The plant happily continues to grow, every day that there is no action.
She said ‘yes’ to filming the TV series because she wants to bring nature’s fragility to the attention of a large audience. People need to understand what is at stake. On the day she received her PhD, in November 2022, the cameras were rolling in the Nijmegen Aula. The voice-over said that Van der Loop’s fight against the pigmyweed was also a battle with herself. It was not an easy path, given her youth. But now she stands here proudly.
“I was quite afraid of my parents’ reaction to the episodes,” she says, looking back. ‘They are both still alive and I tell quite a lot of private things. But I haven’t heard anything from them.’ She has not had contact with her mother for years and her contact with her father is very limited. It is unknown for her whether they watched or not.
Praxis
Did she ever feel the need to gloat in front of those teachers who used to tell her she was not very bright? Not really, she says. Because she can understand why they underestimated her at the time.
‘When I went to university, I had a job as a cashier at the Praxis. Sometimes I would meet the mothers of old school friends, who would ask me ‘Oh, you work here? My daughter’s in security.’ I always thought that was funny, but I didn’t correct them. If I had wound up as a full-time cashier at the Praxis, that does not mean I would have been less valuable or intelligent; you can’t pigeonhole someone based on their job. I think it’s nasty to look down on others.’
Right now, Van der Loop is researching other natural methods to stem the tide of the pigmyweed at the Bargerveen Foundation.
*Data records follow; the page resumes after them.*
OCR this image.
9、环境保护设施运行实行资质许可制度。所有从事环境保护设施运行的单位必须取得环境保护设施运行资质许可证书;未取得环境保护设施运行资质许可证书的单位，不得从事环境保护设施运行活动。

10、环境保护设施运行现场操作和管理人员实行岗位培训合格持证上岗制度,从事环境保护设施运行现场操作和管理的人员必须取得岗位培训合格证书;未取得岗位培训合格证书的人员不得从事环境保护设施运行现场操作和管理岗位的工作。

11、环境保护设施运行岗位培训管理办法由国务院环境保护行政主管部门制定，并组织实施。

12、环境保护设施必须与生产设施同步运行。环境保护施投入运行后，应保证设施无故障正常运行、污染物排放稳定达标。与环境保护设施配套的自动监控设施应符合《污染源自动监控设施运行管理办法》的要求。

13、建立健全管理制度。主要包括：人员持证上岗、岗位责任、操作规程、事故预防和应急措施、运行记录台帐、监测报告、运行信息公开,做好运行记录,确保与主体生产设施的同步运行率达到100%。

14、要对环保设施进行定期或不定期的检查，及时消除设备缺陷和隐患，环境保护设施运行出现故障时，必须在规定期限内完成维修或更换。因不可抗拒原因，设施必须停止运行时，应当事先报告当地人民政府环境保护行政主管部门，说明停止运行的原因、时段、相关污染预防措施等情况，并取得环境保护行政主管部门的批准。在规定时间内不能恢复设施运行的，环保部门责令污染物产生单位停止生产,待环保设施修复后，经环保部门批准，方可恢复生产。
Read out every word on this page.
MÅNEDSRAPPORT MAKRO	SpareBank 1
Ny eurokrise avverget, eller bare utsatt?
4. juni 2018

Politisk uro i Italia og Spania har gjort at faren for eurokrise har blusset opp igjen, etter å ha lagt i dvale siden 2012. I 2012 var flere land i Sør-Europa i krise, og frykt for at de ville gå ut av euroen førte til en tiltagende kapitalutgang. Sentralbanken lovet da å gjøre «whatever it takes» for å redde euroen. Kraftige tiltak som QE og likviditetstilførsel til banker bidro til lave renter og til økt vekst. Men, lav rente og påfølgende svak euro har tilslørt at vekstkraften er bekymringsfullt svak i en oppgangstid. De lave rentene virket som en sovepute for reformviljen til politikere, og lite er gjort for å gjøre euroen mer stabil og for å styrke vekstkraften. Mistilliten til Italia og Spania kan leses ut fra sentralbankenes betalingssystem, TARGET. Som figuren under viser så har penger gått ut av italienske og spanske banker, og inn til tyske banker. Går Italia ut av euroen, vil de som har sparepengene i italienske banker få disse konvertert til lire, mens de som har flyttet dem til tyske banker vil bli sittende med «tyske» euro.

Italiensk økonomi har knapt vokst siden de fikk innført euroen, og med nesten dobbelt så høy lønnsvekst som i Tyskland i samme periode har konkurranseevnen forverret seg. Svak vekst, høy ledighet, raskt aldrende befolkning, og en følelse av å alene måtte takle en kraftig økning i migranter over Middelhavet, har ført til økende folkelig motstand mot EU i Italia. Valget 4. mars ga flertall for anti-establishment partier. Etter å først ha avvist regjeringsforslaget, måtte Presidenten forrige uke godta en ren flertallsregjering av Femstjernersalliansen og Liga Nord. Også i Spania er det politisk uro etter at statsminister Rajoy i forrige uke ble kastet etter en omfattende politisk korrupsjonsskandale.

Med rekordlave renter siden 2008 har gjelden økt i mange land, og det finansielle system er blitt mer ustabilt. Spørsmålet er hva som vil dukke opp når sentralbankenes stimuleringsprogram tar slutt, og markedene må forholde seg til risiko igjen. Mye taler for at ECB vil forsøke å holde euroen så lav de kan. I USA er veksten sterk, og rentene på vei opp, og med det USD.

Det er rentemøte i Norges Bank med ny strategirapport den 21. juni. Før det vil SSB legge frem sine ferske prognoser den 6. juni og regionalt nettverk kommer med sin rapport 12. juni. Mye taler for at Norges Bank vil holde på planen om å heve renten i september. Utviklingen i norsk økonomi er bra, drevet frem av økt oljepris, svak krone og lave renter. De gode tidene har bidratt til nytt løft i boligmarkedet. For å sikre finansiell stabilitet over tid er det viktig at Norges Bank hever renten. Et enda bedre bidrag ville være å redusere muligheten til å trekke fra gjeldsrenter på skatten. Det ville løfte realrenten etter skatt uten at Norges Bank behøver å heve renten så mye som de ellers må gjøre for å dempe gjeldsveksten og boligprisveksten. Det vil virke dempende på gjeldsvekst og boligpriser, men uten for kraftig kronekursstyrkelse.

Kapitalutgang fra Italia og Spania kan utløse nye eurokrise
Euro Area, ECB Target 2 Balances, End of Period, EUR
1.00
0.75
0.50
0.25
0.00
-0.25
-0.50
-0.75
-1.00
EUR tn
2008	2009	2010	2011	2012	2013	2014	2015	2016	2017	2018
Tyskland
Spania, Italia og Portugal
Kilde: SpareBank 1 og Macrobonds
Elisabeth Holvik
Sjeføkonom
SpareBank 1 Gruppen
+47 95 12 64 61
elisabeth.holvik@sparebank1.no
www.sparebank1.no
One example is the use of native insects, like the larvae of the silver Y (a type of moth) or the pond snail (a freshwater snail), that feed on the plant. But because Van der Loop’s thirst for knowledge has not been slaked yet, she’s also learning Spanish and considering a course on art history.
‘I think it’s nasty to look down on others’
‘The animal mounts that I help to restore, are art-adjacent; it’s a field I would like to learn more about.’ Besides the Preparatenshop, Van der Loop does taxidermy work for an antiques dealer in the upper end of Amsterdam. Customers pay vast sums for a stuffed hornbill or leopard. Van der Loop simply enjoys fixing broken noses or replacing crumbled clay with a new base. The job relates to her profession as a biologist, in that she tries to preserve the beauty of nature for the future. ‘A well-made mount can last for 200 years.’
However, she emphasizes that taxidermy should remain a hobby. ‘It’s risky to turn a hobby, something you love, into a job; if it turns into something you have to do, that kills the fun. Now, I get to decide when I have time to do it, and that keep s int enjoyable.’
Looking back
De laatste kans can be watched through NPO Start. The VPRO show follows nine people whose lives revolve almost obsessively on one last chance, including that of Radboud biologist Janneke van der Loop. The series was made by the same team that earlier produced the award-winning documentary series Stuk, which was about people in rehabilitation centres.